Friday, January 25, 2008


John Sakkis

The Movable Ones
Transmission Press 2007

“salt and fish
a bony wish”



The highly prosodized units with broken lines in The Movable Ones really sizzle. (Remember our agreement about the word "lyric".) They feel spoken, epistolary and often incredibly artful, imparting details of daily life, love, family, travel, sex and war, as well as the history of individuals and their efforts to transcend, mythologize and survive modern times. The work is careful, subtle and yet hot.

The Movable Ones investigates the fact of being Greek American (having many cousins) and other complexities of contemporary identity. The cover of this chap is a map and a lot of traveling occurs within the text. It seems to occupy a sort of Robert Duncan/Michael Palmer nexus (and is there some Whalen in there?) that might seem a bit surprising if you actually know John Sakkis and yet not.
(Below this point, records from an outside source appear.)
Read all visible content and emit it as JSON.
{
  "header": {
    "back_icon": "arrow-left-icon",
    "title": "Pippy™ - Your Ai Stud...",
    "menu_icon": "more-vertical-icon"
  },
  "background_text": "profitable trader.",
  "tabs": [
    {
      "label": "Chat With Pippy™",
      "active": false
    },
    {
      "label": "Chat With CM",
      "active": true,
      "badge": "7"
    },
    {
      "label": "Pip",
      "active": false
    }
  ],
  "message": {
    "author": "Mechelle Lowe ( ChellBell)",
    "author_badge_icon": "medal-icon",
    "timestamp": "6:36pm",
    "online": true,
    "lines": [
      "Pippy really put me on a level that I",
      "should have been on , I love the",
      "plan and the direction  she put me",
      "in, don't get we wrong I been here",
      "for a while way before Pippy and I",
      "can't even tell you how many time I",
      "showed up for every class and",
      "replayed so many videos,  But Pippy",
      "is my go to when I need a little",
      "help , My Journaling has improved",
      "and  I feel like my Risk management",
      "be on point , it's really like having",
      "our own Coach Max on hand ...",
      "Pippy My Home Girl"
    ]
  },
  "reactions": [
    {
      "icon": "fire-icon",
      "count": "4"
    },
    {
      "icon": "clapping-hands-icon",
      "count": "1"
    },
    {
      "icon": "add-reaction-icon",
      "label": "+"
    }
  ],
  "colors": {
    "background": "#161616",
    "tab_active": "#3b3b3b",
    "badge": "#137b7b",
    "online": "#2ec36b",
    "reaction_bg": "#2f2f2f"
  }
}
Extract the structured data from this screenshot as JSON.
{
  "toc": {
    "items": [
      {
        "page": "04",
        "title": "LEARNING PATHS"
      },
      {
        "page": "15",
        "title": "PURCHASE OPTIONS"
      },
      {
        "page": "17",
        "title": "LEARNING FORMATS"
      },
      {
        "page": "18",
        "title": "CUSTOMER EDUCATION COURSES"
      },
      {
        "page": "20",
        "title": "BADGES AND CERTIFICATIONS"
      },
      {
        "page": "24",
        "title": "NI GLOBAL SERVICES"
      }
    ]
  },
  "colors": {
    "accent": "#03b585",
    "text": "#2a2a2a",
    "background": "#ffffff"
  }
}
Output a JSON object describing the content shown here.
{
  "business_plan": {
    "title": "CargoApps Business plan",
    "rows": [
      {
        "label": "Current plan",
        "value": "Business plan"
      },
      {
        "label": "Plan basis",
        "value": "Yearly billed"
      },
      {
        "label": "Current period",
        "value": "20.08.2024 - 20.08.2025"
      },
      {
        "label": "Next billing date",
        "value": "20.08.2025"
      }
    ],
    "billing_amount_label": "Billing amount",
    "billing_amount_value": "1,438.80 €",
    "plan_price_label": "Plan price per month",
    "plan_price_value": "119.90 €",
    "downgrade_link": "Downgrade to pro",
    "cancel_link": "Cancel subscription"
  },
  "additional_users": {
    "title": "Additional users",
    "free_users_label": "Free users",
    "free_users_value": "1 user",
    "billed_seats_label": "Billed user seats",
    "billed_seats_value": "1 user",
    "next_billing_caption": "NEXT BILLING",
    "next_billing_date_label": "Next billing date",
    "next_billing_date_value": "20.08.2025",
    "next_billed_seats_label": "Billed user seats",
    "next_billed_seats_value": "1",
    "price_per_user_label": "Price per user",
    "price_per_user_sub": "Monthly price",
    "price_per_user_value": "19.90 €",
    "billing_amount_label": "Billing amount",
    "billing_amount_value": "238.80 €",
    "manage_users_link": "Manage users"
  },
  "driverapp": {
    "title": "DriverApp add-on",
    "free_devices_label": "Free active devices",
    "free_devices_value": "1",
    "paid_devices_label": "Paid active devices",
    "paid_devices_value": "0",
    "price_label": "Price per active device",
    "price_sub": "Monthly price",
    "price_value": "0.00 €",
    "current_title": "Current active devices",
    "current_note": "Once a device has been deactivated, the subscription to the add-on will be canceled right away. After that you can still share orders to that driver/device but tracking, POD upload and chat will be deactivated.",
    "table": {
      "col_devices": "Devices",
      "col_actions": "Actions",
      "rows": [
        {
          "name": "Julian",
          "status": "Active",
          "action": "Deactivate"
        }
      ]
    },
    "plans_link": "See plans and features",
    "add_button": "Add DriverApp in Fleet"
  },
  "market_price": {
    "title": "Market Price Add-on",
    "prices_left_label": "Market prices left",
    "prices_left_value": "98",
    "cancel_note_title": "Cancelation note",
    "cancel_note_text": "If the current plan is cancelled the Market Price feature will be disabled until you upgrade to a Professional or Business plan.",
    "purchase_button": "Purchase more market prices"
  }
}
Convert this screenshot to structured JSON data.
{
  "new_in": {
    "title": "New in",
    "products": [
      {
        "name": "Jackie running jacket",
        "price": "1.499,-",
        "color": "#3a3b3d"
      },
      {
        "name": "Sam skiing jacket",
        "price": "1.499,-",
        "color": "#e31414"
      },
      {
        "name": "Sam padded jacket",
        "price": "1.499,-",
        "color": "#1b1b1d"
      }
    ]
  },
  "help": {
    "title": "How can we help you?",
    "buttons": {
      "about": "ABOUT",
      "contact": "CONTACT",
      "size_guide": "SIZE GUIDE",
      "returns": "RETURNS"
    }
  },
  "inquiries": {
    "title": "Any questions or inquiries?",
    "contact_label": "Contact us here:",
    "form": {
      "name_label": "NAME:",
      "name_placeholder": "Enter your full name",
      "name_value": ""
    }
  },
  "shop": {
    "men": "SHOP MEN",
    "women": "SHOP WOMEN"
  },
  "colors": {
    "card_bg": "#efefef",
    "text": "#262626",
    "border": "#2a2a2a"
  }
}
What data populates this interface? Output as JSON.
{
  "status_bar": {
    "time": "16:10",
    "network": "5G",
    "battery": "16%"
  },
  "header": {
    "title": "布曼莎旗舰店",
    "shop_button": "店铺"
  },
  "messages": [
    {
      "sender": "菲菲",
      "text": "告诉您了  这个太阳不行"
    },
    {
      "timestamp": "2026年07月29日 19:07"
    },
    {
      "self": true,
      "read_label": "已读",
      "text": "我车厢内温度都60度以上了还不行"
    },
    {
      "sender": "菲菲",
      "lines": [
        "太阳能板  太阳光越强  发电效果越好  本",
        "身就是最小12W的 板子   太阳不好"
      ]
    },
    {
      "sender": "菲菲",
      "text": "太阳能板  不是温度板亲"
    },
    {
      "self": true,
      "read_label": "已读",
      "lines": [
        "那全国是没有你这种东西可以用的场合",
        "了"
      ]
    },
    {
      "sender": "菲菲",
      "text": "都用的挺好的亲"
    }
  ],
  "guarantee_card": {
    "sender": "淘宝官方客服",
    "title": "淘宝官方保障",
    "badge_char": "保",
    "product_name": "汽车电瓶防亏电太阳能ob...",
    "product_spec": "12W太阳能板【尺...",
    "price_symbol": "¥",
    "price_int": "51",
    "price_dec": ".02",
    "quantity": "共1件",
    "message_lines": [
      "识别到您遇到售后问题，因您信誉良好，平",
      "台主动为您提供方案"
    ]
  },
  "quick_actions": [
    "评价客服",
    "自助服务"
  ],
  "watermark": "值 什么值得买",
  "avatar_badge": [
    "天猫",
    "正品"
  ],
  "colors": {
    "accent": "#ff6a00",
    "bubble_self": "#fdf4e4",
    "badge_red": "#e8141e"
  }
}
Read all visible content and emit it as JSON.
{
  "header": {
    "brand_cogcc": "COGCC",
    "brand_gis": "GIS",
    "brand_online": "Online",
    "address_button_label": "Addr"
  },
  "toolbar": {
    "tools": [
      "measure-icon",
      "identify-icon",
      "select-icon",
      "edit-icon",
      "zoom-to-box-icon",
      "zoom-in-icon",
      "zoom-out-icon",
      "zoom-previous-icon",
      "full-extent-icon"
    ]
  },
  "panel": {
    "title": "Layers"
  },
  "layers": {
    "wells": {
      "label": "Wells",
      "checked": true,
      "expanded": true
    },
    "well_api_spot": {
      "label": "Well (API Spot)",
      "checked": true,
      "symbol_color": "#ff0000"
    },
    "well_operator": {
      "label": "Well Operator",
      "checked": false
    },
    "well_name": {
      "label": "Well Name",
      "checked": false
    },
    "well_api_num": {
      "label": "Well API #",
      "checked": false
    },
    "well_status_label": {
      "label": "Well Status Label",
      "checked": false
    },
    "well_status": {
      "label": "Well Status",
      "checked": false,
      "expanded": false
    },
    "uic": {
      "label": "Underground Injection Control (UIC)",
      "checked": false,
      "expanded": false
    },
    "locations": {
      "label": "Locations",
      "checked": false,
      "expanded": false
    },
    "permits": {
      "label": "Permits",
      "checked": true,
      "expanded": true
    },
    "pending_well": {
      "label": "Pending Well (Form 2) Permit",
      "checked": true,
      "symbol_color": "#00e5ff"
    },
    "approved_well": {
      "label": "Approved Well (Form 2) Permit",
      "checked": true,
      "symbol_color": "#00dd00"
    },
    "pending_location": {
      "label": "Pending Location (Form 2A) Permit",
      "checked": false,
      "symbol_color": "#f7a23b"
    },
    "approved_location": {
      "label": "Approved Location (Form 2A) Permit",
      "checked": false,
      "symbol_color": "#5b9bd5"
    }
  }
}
John has, so far as I can tell, completely infiltrated the on-line experimental literary community, while frequently showing up in the actual community and not infrequently sending out excellent books and other items by himself and his friends, including his magazine BOTH BOTH (which is a blog but is the mag still going?) So if you cross the above-mentioned Duncan/Palmer sensibility with a sort of fast, cheap out-of-control tendency (which is also unquestionably A Tonalist) – there you have it – The Movable Ones.

I was sorry to miss John’s reading with Mark Linenthal a few weeks ago not only because I would have had the chance to hear him read with a Poetry Center compatriot from ancient days – but also because it is not often that I get not to be the oldest person in the room. It was an interesting choice to pair those two readers. I asked the organizer, Rob Halpern, about the reading, and heard that the venue was packed and that Suzanne Stein made an enthusiastic introduction of John. Rob goes on to say that “John read from his recent e-chapbook rude girl (duration), which made me want to reread the whole thing immediately: rich with both indirect narrative temptations and direct lyric address. He followed this with a selection from a forthcoming chapbook called Gygax, named after the creator of "Dungeons and Dragons," Gary Gygax.” (This sounds great!)

So there is more about John Sakkis than I even knew I knew -- and with any luck I will have more soon on those introductions.